Abstract

We describe the geometry and structural attributes of an exceptionally well-exposed normal fault with shale smear in southern Israel. We discuss the mechanism by which the shale was emplaced into the fault zone and compare and contrast it with other shale emplacement mechanisms. The shaly unit, the Ora formation, is about 110 m thick in normal stratigraphic position and is composed of a lower shale member of approximately 60 m and an upper shale member of approximately 30 m, separated by a middle carbonate-bearing unit approximately 20 m thick. One or both of these shale units occur along the entire 2 km length of the fault, although with a drastically reduced thickness. The upper shale member vanishes along a large part of the fault, but the lower shale appears to survive in the fault rock with less than 0.5 m thickness.

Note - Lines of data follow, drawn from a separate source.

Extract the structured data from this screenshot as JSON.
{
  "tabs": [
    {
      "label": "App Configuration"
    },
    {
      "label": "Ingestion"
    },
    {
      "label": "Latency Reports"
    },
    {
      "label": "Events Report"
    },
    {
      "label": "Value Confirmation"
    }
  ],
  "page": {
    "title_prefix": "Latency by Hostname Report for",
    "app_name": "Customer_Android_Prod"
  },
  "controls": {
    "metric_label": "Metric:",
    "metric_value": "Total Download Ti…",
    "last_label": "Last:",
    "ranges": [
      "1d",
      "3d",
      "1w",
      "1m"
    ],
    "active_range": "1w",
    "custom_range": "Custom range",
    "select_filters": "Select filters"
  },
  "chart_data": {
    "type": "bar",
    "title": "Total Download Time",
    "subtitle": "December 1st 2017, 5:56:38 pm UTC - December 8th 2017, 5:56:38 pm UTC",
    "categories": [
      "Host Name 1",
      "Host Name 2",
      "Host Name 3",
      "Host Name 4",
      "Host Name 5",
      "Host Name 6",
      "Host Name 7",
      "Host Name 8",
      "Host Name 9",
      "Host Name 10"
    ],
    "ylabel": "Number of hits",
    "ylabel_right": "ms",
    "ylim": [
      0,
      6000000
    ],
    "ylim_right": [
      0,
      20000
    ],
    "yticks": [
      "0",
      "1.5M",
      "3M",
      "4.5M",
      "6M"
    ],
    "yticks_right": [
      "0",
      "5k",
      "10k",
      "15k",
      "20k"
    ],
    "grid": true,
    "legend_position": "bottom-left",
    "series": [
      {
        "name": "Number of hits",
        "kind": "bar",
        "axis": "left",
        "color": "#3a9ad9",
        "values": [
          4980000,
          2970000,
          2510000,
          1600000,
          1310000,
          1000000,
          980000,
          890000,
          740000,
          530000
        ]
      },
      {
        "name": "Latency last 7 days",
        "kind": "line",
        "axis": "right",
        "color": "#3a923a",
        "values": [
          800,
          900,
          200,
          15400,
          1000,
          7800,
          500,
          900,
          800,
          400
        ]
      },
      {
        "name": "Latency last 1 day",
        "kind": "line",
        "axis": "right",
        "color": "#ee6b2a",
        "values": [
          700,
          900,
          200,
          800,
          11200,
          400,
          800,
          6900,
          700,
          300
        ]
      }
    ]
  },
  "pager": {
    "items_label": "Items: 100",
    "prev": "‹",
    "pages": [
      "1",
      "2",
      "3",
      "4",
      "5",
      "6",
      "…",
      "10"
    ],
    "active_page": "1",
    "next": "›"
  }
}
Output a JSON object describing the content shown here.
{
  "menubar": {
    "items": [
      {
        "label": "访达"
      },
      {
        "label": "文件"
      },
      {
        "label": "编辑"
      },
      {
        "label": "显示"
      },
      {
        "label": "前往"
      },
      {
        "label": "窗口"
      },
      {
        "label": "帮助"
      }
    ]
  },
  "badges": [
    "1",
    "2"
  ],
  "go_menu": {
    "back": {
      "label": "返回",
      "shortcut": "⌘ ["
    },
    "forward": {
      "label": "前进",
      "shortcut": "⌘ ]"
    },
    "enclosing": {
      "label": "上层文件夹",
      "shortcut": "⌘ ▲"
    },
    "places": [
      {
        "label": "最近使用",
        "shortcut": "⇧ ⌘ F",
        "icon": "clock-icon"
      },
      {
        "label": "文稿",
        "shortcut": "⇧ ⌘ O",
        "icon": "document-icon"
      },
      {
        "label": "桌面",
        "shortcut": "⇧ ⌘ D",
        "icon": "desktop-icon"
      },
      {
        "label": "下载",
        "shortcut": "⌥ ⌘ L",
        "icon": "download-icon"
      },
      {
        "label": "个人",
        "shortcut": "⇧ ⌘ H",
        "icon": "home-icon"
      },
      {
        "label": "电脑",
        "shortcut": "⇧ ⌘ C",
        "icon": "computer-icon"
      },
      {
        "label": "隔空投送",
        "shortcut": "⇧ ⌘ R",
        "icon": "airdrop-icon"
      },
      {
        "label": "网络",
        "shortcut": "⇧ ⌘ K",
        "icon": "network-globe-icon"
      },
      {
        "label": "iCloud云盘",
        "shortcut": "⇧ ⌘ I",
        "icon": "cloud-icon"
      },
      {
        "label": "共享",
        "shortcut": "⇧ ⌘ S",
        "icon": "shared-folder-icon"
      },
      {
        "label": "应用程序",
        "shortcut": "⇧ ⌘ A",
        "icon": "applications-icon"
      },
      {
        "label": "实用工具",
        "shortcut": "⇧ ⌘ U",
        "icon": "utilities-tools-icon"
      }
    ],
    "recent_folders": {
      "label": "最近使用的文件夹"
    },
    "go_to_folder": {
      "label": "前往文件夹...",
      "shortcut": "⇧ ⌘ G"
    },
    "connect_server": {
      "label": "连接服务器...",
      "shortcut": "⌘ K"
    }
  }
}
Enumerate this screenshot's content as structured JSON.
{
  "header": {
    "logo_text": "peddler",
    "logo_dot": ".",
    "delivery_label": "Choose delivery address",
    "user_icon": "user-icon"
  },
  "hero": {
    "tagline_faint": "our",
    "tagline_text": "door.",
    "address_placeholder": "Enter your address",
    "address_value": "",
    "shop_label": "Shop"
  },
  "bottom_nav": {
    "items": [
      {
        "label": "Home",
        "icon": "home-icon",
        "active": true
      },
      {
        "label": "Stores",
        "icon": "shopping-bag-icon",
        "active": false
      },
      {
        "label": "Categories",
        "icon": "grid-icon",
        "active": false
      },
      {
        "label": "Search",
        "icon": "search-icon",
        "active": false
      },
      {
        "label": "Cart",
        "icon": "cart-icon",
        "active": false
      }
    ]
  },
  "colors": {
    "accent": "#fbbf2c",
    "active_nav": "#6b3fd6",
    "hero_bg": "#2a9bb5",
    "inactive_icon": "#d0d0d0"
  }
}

Both shale units have been stretched for more than 250 m (the fault throw) between nearly planar discontinuities defined by the footwall or hanging-wall cutoff planes (duplex). Thus, the fault geometry, position, and distribution of the remaining shale rocks reveal a smearing process by which the shale units reduce their thickness or vanish by thinning perpendicular to the fault and stretching parallel to the fault. The continuity of the lower shale unit as a fault rock appears to be barely maintained for a throw/thickness ratio of approximately 4 but not for the upper shale unit, which has a throw/thickness ratio of approximately 8. The brittle carbonate-bearing rocks within the shaly rocks are fractured and faulted and show boudinage at various scales, which result in significant variation in the lithological and mechanical character of the fault zone along the throw interval. The faults and joints, however, do not appear to degrade the integrity of the smeared shale as a lateral barrier along the fault zone.